Abstract

AbstractThe melt viscosity, the glass transition, and the effect of pressure on these are analyzed for polystyrene on the basis of the Tammann‐Hesse viscosity equation: log η = log A + B/(T − T0). Evidence that the glass transition is an isoviscosity state (log ηg ≃ 13) for lower molecular weight fractions (M < Mc) is reviewed. For a polystyrene fraction of intermediate molecular weight (M ≃ 19,000; tg = 89°C.), it is shown that B is independent of the p–v–T state of the polymer liquid and that dT0/dP = dTg/dP. This is consistent with the postulate that B is determined by the internal barriers to rotation in the isolated polymer chain.
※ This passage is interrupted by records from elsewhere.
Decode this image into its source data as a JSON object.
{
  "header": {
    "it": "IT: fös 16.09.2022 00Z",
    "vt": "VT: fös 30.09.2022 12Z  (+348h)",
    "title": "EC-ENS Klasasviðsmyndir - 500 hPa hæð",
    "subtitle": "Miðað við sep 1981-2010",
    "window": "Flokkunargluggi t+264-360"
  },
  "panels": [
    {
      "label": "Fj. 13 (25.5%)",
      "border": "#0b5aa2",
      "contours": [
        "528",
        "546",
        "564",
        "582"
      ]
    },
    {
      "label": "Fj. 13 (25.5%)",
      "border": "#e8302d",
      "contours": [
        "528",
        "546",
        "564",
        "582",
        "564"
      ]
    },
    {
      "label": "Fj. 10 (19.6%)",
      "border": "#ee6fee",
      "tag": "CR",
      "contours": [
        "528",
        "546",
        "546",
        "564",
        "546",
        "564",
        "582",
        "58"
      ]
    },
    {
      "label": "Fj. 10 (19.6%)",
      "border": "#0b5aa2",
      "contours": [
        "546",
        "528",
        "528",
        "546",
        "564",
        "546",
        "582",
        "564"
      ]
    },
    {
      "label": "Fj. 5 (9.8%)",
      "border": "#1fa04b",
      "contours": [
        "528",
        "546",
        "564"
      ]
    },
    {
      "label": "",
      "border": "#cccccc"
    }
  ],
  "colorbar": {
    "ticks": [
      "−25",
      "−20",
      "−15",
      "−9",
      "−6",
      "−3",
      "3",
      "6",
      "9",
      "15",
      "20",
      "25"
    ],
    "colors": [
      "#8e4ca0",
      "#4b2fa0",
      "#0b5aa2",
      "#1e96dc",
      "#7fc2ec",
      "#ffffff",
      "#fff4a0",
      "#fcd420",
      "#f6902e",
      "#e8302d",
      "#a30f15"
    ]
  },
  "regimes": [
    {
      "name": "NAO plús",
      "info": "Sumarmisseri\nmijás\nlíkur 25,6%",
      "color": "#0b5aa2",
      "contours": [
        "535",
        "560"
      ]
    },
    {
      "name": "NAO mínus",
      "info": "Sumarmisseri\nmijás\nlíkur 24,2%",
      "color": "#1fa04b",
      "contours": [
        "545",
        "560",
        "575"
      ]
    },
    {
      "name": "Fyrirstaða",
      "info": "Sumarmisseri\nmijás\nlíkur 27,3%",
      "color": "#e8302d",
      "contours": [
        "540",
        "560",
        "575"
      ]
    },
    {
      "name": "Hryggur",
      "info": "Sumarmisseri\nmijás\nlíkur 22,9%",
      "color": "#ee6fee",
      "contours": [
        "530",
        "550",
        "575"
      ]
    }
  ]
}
Relationships are derived for flow “activation energies” at constant pressure and at constant volume, and for the “activation volume.” Values for polystyrene along the zero‐pressure isobar and along the constant viscosity, glasstransition line are reported. For the latter, ΔVg* is constant and corresponds to about 10 styrene units. The “free volume” viscosity equation: log η = log A + b/2.3ϕ, is reexamined. For polystyrene and polyisobutylene, ϕg/b = 0.03, but ϕg and b themselves differ appreciably in these polymers. The parameter b is the product of an equilibrium term Δα and the kinetic term B, and none of these is a “universal” constant for different polymers. The physical significance of the free volume parameter ϕ, particularly with regard to the “excess” liquid volume, remains undefined. Two new relationships for dTg/dP, one an exact derivation and the other an empirical correlation, are presented.